Paul delivered what the crowd wanted with ideological fervor and his trademark sustained incredulity. "There is never a need for us to sacrifice any liberty for our safety," he said to round applause.

One wonders if most of his supporters are truly on board with dismantling the welfare state and Federal Reserve, or a return to the gold standard. Regardless, they love their man, and he could be a wild card in this election.

His strategy is interesting and self-aware. Paul said on Saturday that he was once asked why he talked more about America's problems than hope for the future. True to his ob-gyn profession, he said a diagnosis had to come before action to rectify it.

His prescription is simple. "I'm running on what I don't want to do." In that, he is one-of-a-kind.

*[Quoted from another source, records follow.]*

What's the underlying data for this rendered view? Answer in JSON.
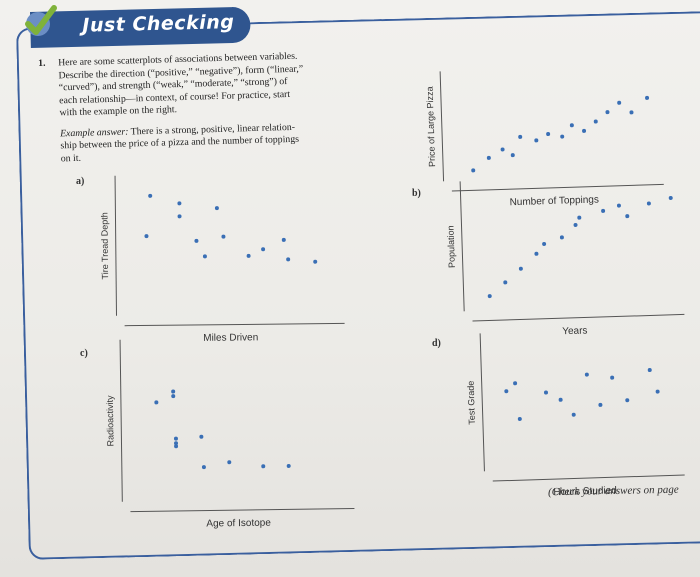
{
  "banner": {
    "title": "Just Checking"
  },
  "question": {
    "number": "1.",
    "lines": [
      "Here are some scatterplots of associations between variables.",
      "Describe the direction (“positive,” “negative”), form (“linear,”",
      "“curved”), and strength (“weak,” “moderate,” “strong”) of",
      "each relationship—in context, of course! For practice, start",
      "with the example on the right."
    ],
    "example_label": "Example answer:",
    "example_lines": [
      " There is a strong, positive, linear relation-",
      "ship between the price of a pizza and the number of toppings",
      "on it."
    ]
  },
  "plots": {
    "example": {
      "xlabel": "Number of Toppings",
      "ylabel": "Price of Large Pizza",
      "points": [
        [
          1,
          1
        ],
        [
          1.8,
          2.2
        ],
        [
          2.5,
          3
        ],
        [
          3,
          2.4
        ],
        [
          3.4,
          4.2
        ],
        [
          4.2,
          3.8
        ],
        [
          4.8,
          4.4
        ],
        [
          5.5,
          4.1
        ],
        [
          6,
          5.2
        ],
        [
          6.6,
          4.6
        ],
        [
          7.2,
          5.5
        ],
        [
          7.8,
          6.4
        ],
        [
          8.4,
          7.3
        ],
        [
          9,
          6.3
        ],
        [
          9.8,
          7.7
        ]
      ]
    },
    "a": {
      "label": "a)",
      "xlabel": "Miles Driven",
      "ylabel": "Tire Tread Depth",
      "points": [
        [
          1.2,
          9.2
        ],
        [
          2.6,
          8.6
        ],
        [
          2.6,
          7.6
        ],
        [
          4.4,
          8.2
        ],
        [
          1,
          6.1
        ],
        [
          3.4,
          5.7
        ],
        [
          4.7,
          6
        ],
        [
          3.8,
          4.5
        ],
        [
          6.6,
          5
        ],
        [
          5.9,
          4.5
        ],
        [
          7.6,
          5.7
        ],
        [
          7.8,
          4.2
        ],
        [
          9.1,
          4
        ]
      ]
    },
    "b": {
      "label": "b)",
      "xlabel": "Years",
      "ylabel": "Population",
      "points": [
        [
          0.8,
          1.2
        ],
        [
          1.6,
          2.3
        ],
        [
          2.4,
          3.4
        ],
        [
          3.2,
          4.6
        ],
        [
          3.6,
          5.4
        ],
        [
          4.5,
          5.9
        ],
        [
          5.2,
          6.9
        ],
        [
          5.4,
          7.5
        ],
        [
          6.6,
          8
        ],
        [
          7.4,
          8.4
        ],
        [
          7.8,
          7.5
        ],
        [
          8.9,
          8.5
        ],
        [
          10,
          8.9
        ]
      ]
    },
    "c": {
      "label": "c)",
      "xlabel": "Age of Isotope",
      "ylabel": "Radioactivity",
      "points": [
        [
          1.2,
          6.5
        ],
        [
          2,
          6.9
        ],
        [
          2,
          7.2
        ],
        [
          2.1,
          4.1
        ],
        [
          2.1,
          3.8
        ],
        [
          2.1,
          3.6
        ],
        [
          3.3,
          4.2
        ],
        [
          3.4,
          2.2
        ],
        [
          4.6,
          2.5
        ],
        [
          6.2,
          2.2
        ],
        [
          7.4,
          2.2
        ]
      ]
    },
    "d": {
      "label": "d)",
      "xlabel": "Hours Studied",
      "ylabel": "Test Grade",
      "points": [
        [
          0.8,
          6.2
        ],
        [
          1.3,
          6.8
        ],
        [
          1.5,
          4
        ],
        [
          3,
          6
        ],
        [
          3.8,
          5.4
        ],
        [
          4.5,
          4.2
        ],
        [
          5.3,
          7.3
        ],
        [
          6,
          4.9
        ],
        [
          6.7,
          7
        ],
        [
          7.5,
          5.2
        ],
        [
          8.8,
          7.5
        ],
        [
          9.2,
          5.8
        ]
      ]
    }
  },
  "footer": "(Check your answers on page"
}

Finally, Time Magazine has a story about our man. It's not too bad. I especially liked the intro:

It sometimes seems as if someone is playing a cruel practical joke on Ron Paul. He goes to a college and delivers the same speech he's given for the past 30 years of his political career, the one espousing the Austrian school of economics. Only now the audience is packed with hundreds of kids in RON PAUL REVOLUTION T-shirts who go nuts giving standing ovations when he drones on about getting rid of the Federal Reserve and returning to the gold standard. After a speech at Iowa State last month, when nearly half the crowd had to stand because there were only 400 seats, a hipster-looking student worked his way through the half-hour-long line to shake Paul's hand. This was surely it the moment when the straight faces would break and Paul would be wedgied up the flagpole. "When you see Bernanke," the kid said, "will you tell him to stop cutting rates when gold hits 1,000?"

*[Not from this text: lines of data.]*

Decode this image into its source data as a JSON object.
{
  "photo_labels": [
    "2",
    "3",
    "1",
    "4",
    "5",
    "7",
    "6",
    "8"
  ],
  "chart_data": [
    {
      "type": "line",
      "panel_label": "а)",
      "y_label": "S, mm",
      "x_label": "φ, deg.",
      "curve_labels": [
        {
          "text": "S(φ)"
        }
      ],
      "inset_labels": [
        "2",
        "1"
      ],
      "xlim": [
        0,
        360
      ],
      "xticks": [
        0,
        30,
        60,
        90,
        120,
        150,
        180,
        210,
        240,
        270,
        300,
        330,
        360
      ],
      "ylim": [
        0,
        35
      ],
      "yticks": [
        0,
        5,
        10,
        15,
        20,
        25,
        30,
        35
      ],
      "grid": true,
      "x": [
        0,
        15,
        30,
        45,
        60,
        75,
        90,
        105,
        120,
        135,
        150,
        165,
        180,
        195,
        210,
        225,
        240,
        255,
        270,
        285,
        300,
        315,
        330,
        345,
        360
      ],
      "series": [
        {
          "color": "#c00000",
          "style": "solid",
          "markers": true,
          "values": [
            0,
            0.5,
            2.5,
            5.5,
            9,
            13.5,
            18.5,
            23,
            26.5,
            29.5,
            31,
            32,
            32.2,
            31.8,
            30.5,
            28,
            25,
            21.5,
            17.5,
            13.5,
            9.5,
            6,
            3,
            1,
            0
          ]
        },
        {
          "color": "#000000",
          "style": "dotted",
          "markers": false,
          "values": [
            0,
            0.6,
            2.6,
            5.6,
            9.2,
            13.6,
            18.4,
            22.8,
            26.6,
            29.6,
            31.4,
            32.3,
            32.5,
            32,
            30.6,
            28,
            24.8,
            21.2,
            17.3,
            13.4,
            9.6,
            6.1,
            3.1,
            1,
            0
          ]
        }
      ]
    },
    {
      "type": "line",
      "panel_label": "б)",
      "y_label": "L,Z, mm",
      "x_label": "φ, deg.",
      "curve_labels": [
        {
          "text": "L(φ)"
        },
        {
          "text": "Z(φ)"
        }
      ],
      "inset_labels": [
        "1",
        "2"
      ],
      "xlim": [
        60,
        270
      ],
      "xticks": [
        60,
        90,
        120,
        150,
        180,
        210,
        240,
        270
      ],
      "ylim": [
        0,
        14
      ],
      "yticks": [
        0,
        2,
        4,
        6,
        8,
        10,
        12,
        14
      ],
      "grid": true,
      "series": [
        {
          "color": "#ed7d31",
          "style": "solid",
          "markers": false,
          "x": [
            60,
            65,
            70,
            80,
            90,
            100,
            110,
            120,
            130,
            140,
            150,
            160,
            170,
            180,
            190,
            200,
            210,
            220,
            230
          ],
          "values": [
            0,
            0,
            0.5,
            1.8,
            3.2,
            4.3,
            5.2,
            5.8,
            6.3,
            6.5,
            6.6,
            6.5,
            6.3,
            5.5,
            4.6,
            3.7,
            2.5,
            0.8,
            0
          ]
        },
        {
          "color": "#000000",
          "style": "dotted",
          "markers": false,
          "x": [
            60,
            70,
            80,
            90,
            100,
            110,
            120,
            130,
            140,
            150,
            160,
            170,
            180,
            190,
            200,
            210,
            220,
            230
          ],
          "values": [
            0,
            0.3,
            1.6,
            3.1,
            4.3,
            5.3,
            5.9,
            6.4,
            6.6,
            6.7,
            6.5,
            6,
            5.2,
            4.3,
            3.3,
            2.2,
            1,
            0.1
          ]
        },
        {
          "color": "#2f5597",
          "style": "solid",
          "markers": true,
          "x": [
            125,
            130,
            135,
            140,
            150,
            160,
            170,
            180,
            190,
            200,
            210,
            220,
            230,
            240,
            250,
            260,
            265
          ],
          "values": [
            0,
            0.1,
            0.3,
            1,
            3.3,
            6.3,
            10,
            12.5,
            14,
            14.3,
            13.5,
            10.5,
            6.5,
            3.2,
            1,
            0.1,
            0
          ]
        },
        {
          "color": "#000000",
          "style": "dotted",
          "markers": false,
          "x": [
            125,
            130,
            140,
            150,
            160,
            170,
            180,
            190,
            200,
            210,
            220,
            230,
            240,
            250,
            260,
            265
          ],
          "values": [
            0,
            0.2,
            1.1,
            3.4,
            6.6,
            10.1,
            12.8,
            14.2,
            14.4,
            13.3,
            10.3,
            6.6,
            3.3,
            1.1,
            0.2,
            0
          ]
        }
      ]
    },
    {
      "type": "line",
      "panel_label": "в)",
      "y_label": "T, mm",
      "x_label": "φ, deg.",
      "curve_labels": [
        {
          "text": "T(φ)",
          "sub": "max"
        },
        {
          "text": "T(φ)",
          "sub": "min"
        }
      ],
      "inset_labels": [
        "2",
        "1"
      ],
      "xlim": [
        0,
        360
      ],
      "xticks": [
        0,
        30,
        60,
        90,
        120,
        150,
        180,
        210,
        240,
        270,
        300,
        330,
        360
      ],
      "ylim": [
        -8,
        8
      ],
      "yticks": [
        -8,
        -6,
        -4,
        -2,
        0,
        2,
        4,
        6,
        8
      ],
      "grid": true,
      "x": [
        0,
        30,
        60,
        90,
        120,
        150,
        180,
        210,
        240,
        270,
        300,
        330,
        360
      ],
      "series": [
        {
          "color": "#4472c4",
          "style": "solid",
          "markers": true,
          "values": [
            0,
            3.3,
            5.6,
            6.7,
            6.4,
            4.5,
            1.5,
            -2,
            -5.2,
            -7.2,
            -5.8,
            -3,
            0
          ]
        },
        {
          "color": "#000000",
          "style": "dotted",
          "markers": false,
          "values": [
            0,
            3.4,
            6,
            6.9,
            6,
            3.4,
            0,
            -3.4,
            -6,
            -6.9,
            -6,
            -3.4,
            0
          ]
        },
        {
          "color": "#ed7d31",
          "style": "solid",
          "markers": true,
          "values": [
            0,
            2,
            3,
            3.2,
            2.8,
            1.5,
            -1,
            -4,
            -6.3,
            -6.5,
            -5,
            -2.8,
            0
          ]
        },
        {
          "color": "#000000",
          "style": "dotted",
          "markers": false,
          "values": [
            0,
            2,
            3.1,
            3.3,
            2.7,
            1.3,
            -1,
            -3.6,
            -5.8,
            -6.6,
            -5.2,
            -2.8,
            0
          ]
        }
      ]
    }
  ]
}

Politics might be rock 'n' roll for nerds, but the nerds aren't supposed to be quite this nerdy. The leader of the disaffected in next year's presidential election the Howard Dean, the Ross Perot, the Pat Buchanan is a kindly great-grandfather and obstetrician whose passion is monetary policy. Paul, a 72-year-old hard-core libertarian Republican Congressman who is against foreign intervention, subsidies and the federal income tax, is not only drawing impressive crowds (more than 2,000 at a post-debate rally at the University of Michigan last month) but also raising tons of cash. In the third quarter of 2007, Paul took in $5.3 million (just slightly less than G.O.P. rival John McCain), mostly in small, individual donations. On Oct. 22, he aired his first TV ads, $1.1 million worth in New Hampshire.

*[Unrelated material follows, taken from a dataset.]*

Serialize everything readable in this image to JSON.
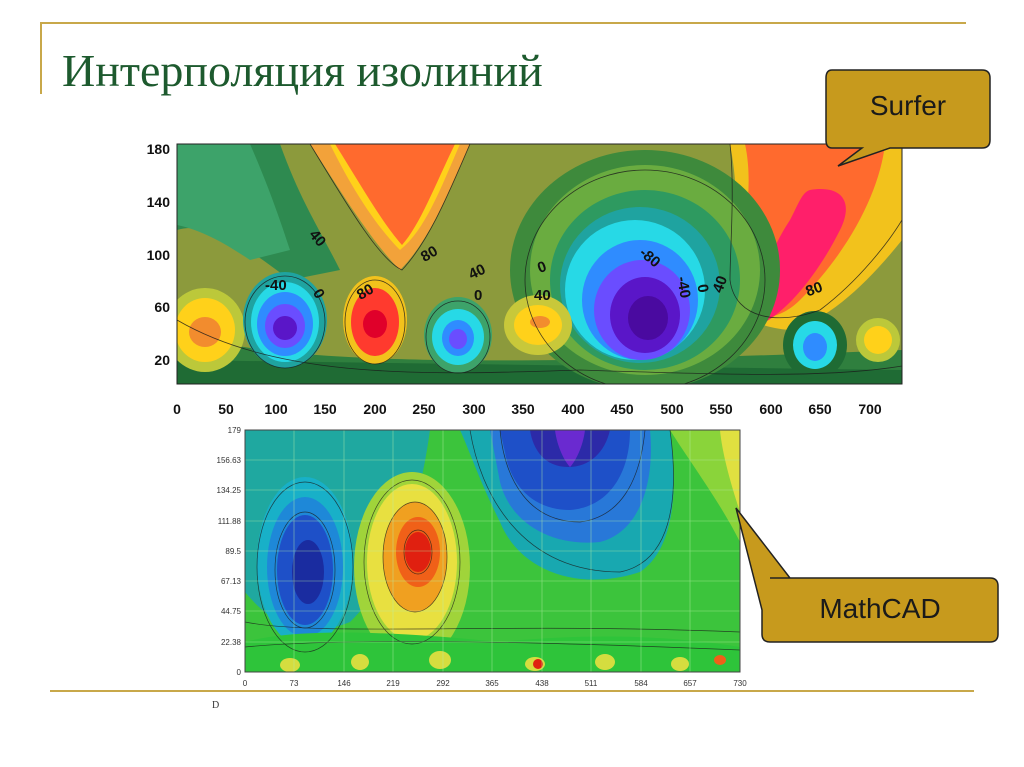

The numbers are even more impressive considering that as of early October, 72% of G.O.P. voters told Gallup pollsters they didn't know enough about Paul to form an opinion. He has been able to attract followers in the debates, where he's presented a clear, simple philosophy of personal freedom and responsibility. He bluntly refers to the U.S. as an empire. And the nerdiness lends Paul's simple message an aura of credibility, especially on a stage with more polished politicians and their nuanced positions. "He's about something that American nerd culture can get on board with: really knowing one subject and going all out on it," says Ben Darrington, a Ron Paul supporter at Yale. "For some people, it's Star Wars. For some people, it's Japanese cartoons. For Ron Paul, it's free-market commodity money."

11-02-2007, 01:02 PM
Doing a quick Google on Sarah Stirland pulls up this:


11-02-2007, 01:04 PM
Doing a quick Google on Sarah Stirland pulls up this:


I dont see her article that is in question on that web site, her web site.